Order fraud review in three lanes — and what webhook retries teach us about honesty
Trigger: order webhook · Pattern: risk score → three-lane switch → fulfill / queue / hold · Sample:
examples/use-cases/fraud-review.toml· Status: runs today (intel-remote,schema,tools-http-tls), redelivery-safe as of v1.2.0
The problem
Every order is a race between two costs: hold a good order and you annoy a customer and slow revenue; release a bad one and you eat the chargeback. Pure-rules engines age badly (fraudsters read your rules faster than you write them); pure-ML scores are opaque exactly when the fraud team asks "why did this one get through?"; manual review of everything doesn't survive your first good sales day.
What fraud teams actually run is lanes: obvious-fine flows, obvious-bad stops, ambiguous gets a human. The question is what decides the lane, and whether you can explain it on Thursday.
What the agent does
The order webhook arrives (HMAC-verified, rate-limited), and within a 30-second budget — an order is waiting:
- One schema-enforced LLM step weighs the signals fraud analysts
actually use — billing/shipping mismatch, value vs account age, rush
shipping on resellables, disposable email — and must commit to
{band: low|medium|high, signals: "…in plain language"}. - A
switchroutes the lane:- low →
POST /fulfill. Ship it. - medium → the run checkpoints into the fraud queue. An analyst resumes to fulfill, or kills it to refund.
- high →
POST /hold, alert the channel. No automatic fulfillment path exists from this lane — not as policy, as graph shape: there is no edge fromhightofulfill.
- low →
- The
signalsfield rides along to the shop API and the alert — the "why" is attached to every decision at decision time, not reconstructed for the chargeback dispute.
Why the lanes belong in the graph
The LLM contributes judgment; the lanes are declared edges. That split is what makes the system tunable under pressure: after a bad week, tightening "medium" to start at a lower threshold is a prompt edit reviewed in a pull request — the routing, the queue, the audit trail don't move. The model can be replaced entirely (or A/B'd via a second backend) without touching the lanes.
The honest part: webhooks lie about "once"

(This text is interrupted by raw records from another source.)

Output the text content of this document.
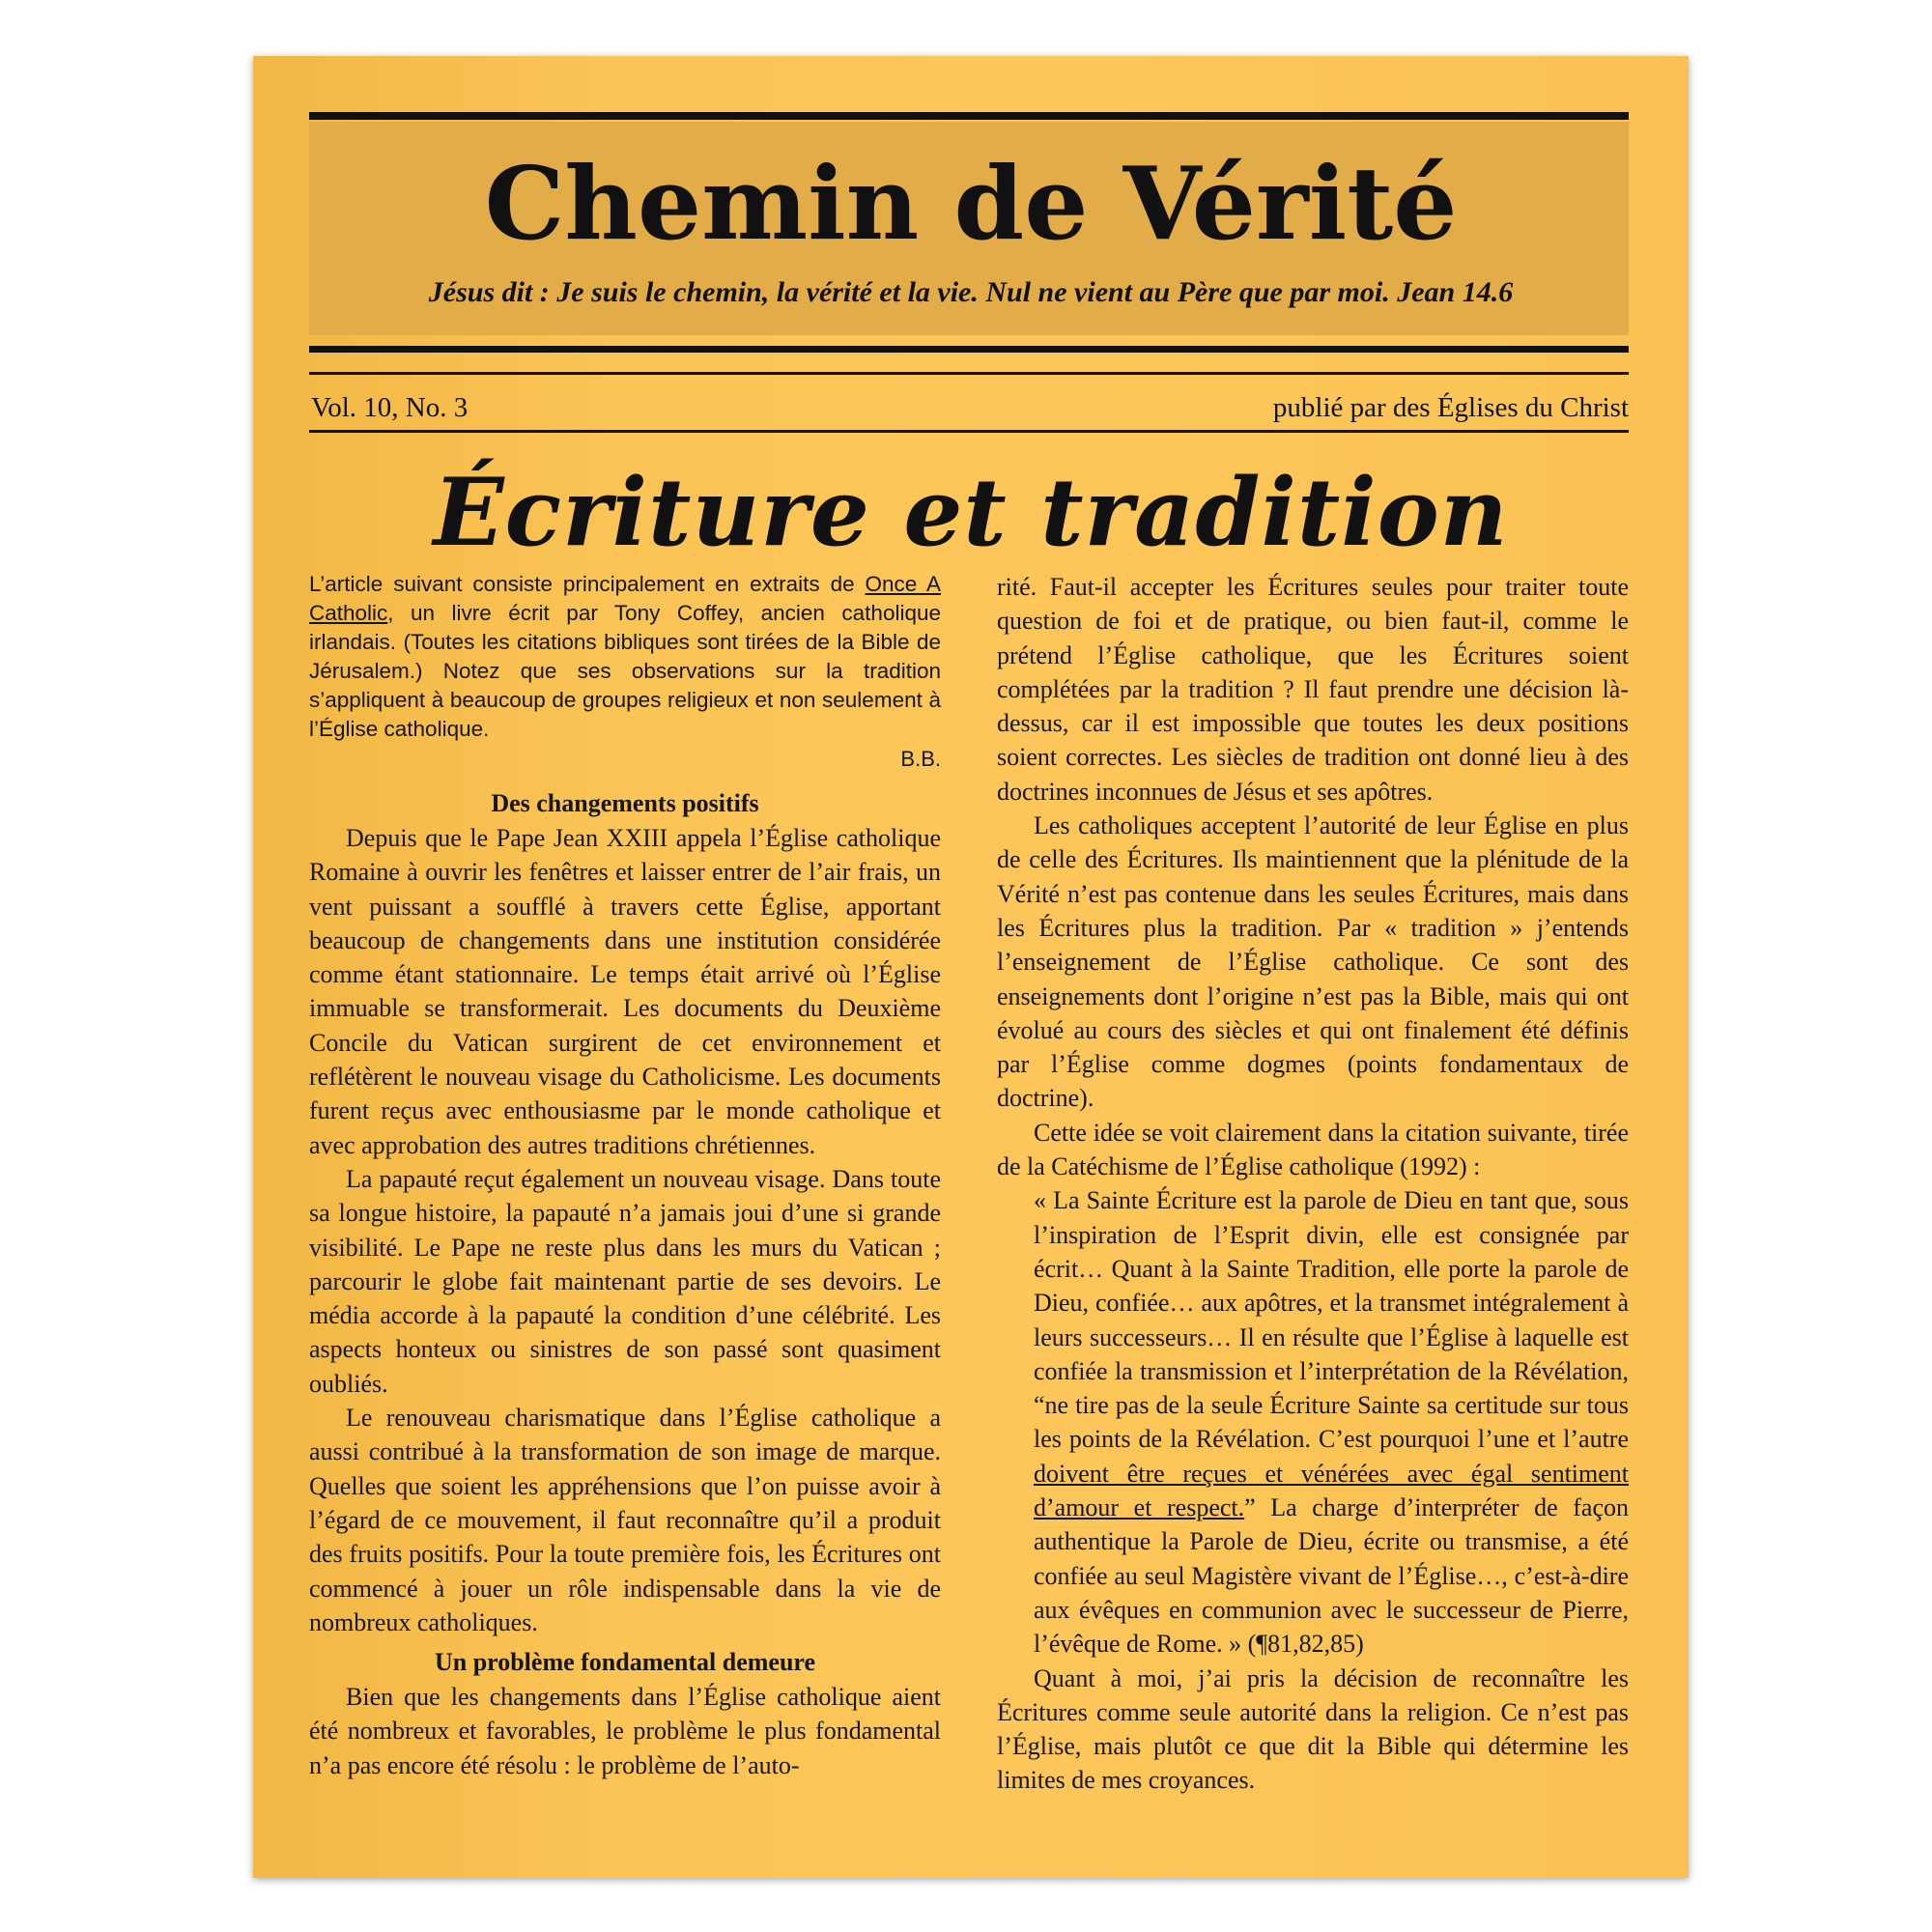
Chemin de Vérité
Jésus dit : Je suis le chemin, la vérité et la vie. Nul ne vient au Père que par moi. Jean 14.6
Vol. 10, No. 3	publié par des Églises du Christ
Écriture et tradition

L’article suivant consiste principalement en extraits de Once A Catholic, un livre écrit par Tony Coffey, ancien catholique irlandais. (Toutes les citations bibliques sont tirées de la Bible de Jérusalem.) Notez que ses observations sur la tradition s’appliquent à beaucoup de groupes religieux et non seulement à l’Église catholique.

B.B.
Des changements positifs

Depuis que le Pape Jean XXIII appela l’Église catholique Romaine à ouvrir les fenêtres et laisser entrer de l’air frais, un vent puissant a soufflé à travers cette Église, apportant beaucoup de changements dans une institution considérée comme étant stationnaire. Le temps était arrivé où l’Église immuable se transformerait. Les documents du Deuxième Concile du Vatican surgirent de cet environnement et reflétèrent le nouveau visage du Catholicisme. Les documents furent reçus avec enthousiasme par le monde catholique et avec approbation des autres traditions chrétiennes.

La papauté reçut également un nouveau visage. Dans toute sa longue histoire, la papauté n’a jamais joui d’une si grande visibilité. Le Pape ne reste plus dans les murs du Vatican ; parcourir le globe fait maintenant partie de ses devoirs. Le média accorde à la papauté la condition d’une célébrité. Les aspects honteux ou sinistres de son passé sont quasiment oubliés.

Le renouveau charismatique dans l’Église catholique a aussi contribué à la transformation de son image de marque. Quelles que soient les appréhensions que l’on puisse avoir à l’égard de ce mouvement, il faut reconnaître qu’il a produit des fruits positifs. Pour la toute première fois, les Écritures ont commencé à jouer un rôle indispensable dans la vie de nombreux catholiques.

Un problème fondamental demeure

Bien que les changements dans l’Église catholique aient été nombreux et favorables, le problème le plus fondamental n’a pas encore été résolu : le problème de l’auto-

rité. Faut-il accepter les Écritures seules pour traiter toute question de foi et de pratique, ou bien faut-il, comme le prétend l’Église catholique, que les Écritures soient complétées par la tradition ? Il faut prendre une décision là-dessus, car il est impossible que toutes les deux positions soient correctes. Les siècles de tradition ont donné lieu à des doctrines inconnues de Jésus et ses apôtres.

Les catholiques acceptent l’autorité de leur Église en plus de celle des Écritures. Ils maintiennent que la plénitude de la Vérité n’est pas contenue dans les seules Écritures, mais dans les Écritures plus la tradition. Par « tradition » j’entends l’enseignement de l’Église catholique. Ce sont des enseignements dont l’origine n’est pas la Bible, mais qui ont évolué au cours des siècles et qui ont finalement été définis par l’Église comme dogmes (points fondamentaux de doctrine).

Cette idée se voit clairement dans la citation suivante, tirée de la Catéchisme de l’Église catholique (1992) :

« La Sainte Écriture est la parole de Dieu en tant que, sous l’inspiration de l’Esprit divin, elle est consignée par écrit… Quant à la Sainte Tradition, elle porte la parole de Dieu, confiée… aux apôtres, et la transmet intégralement à leurs successeurs… Il en résulte que l’Église à laquelle est confiée la transmission et l’interprétation de la Révélation, “ne tire pas de la seule Écriture Sainte sa certitude sur tous les points de la Révélation. C’est pourquoi l’une et l’autre doivent être reçues et vénérées avec égal sentiment d’amour et respect.” La charge d’interpréter de façon authentique la Parole de Dieu, écrite ou transmise, a été confiée au seul Magistère vivant de l’Église…, c’est-à-dire aux évêques en communion avec le successeur de Pierre, l’évêque de Rome. » (¶81,82,85)

Quant à moi, j’ai pris la décision de reconnaître les Écritures comme seule autorité dans la religion. Ce n’est pas l’Église, mais plutôt ce que dit la Bible qui détermine les limites de mes croyances.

Every webhook provider redelivers — timeouts, retries, at-least-once semantics. Deliver the same order twice to a naive automation and it fulfills twice. This workflow's route declares the answer (shipped in v1.2.0, promoted by exactly this use case in the gap analysis §5):
[[http_routes]]
path = "/orders/created"
idempotency_key = "trigger.order.id"
A redelivered order id replays the recorded decision (marked
X-Agentd-Idempotent-Replay: true) instead of re-running the workflow —
at-least-once delivery collapses to exactly-once effect at the route
boundary. The semantics are deliberately conservative: a missing key is
a 400 and nothing runs; a concurrent duplicate gets a 409 while the
first is in flight; failed runs are not recorded, so a genuine
failure stays retryable by the provider's own redelivery.
Honest limits
- The LLM sees what the webhook carries. Velocity features ("third
card on this device today") live in your fraud data platform — fetch
them with an allowlisted
http_requestbefore scoring, same pattern. - Sub-second decisioning at checkout is a different sport; this design reviews orders post-placement, pre-fulfillment, where a 5-second budget is generous.